MGM is perhaps the most infamous case, and for a period of seven years the MGM lion ceased to roar almost entirely. Perhaps significantly, during this period when MGM was leaving the unreal world of the movies and pinning its hopes for corporate survival upon the unreal gambling world (the MGM Grand in Vegas, surely one of the world's more vulgar pleasure domes), their one major success was a horror movieMichael Crichton's Westworld , in which a disintegrating Yul Brynner, dressed in black and looking like a nightmare revenant from The Magnificent Seven , intones again and again: "Draw. Draw. Draw." They draw . . . and lose. Yul is pretty fast, even with his circuits showing.

Is this, you ask me, any way to run a railroad?
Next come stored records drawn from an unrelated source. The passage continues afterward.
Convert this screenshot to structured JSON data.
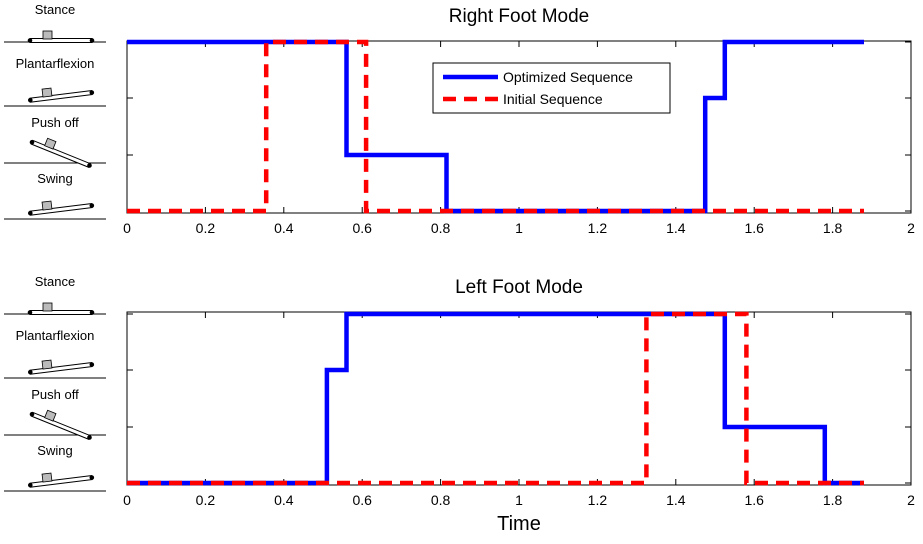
{
  "chart_data": [
    {
      "type": "line",
      "title": "Right Foot Mode",
      "xlabel": "",
      "xlim": [
        0,
        2
      ],
      "xticks": [
        "0",
        "0.2",
        "0.4",
        "0.6",
        "0.8",
        "1",
        "1.2",
        "1.4",
        "1.6",
        "1.8",
        "2"
      ],
      "y_categories": [
        "Stance",
        "Plantarflexion",
        "Push off",
        "Swing"
      ],
      "legend": {
        "position": "top-center",
        "entries": [
          "Optimized Sequence",
          "Initial Sequence"
        ]
      },
      "series": [
        {
          "name": "Optimized Sequence",
          "style": "solid",
          "color": "#0000ff",
          "x": [
            0,
            0.56,
            0.56,
            0.815,
            0.815,
            1.475,
            1.475,
            1.525,
            1.525,
            1.88
          ],
          "y": [
            "Stance",
            "Stance",
            "Push off",
            "Push off",
            "Swing",
            "Swing",
            "Plantarflexion",
            "Plantarflexion",
            "Stance",
            "Stance"
          ]
        },
        {
          "name": "Initial Sequence",
          "style": "dashed",
          "color": "#ff0000",
          "x": [
            0,
            0.355,
            0.355,
            0.61,
            0.61,
            1.88
          ],
          "y": [
            "Swing",
            "Swing",
            "Stance",
            "Stance",
            "Swing",
            "Swing"
          ]
        }
      ]
    },
    {
      "type": "line",
      "title": "Left Foot Mode",
      "xlabel": "Time",
      "xlim": [
        0,
        2
      ],
      "xticks": [
        "0",
        "0.2",
        "0.4",
        "0.6",
        "0.8",
        "1",
        "1.2",
        "1.4",
        "1.6",
        "1.8",
        "2"
      ],
      "y_categories": [
        "Stance",
        "Plantarflexion",
        "Push off",
        "Swing"
      ],
      "series": [
        {
          "name": "Optimized Sequence",
          "style": "solid",
          "color": "#0000ff",
          "x": [
            0,
            0.51,
            0.51,
            0.56,
            0.56,
            1.525,
            1.525,
            1.78,
            1.78,
            1.88
          ],
          "y": [
            "Swing",
            "Swing",
            "Plantarflexion",
            "Plantarflexion",
            "Stance",
            "Stance",
            "Push off",
            "Push off",
            "Swing",
            "Swing"
          ]
        },
        {
          "name": "Initial Sequence",
          "style": "dashed",
          "color": "#ff0000",
          "x": [
            0,
            1.325,
            1.325,
            1.58,
            1.58,
            1.88
          ],
          "y": [
            "Swing",
            "Swing",
            "Stance",
            "Stance",
            "Swing",
            "Swing"
          ]
        }
      ]
    }
  ]
}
My own answer is no . . . but the failure of so many films released by "the majors" seems more explicable to me than the failure of so many of the horror films released by what Variety calls "the indies." At this writing, three of my novels have been released as films: Carrie (United Artists/theatrical/1976) 'Salem's Lot (Warners/television/ 1979), and The Shining (Warners/theatrical/1980), and in all three cases I feel that I have been fairly treated . . . and yet the clearest emotion in my mind is not pleasure but a mental sigh of relief. When dealing with the American cinema, you feel like you won if you just broke even.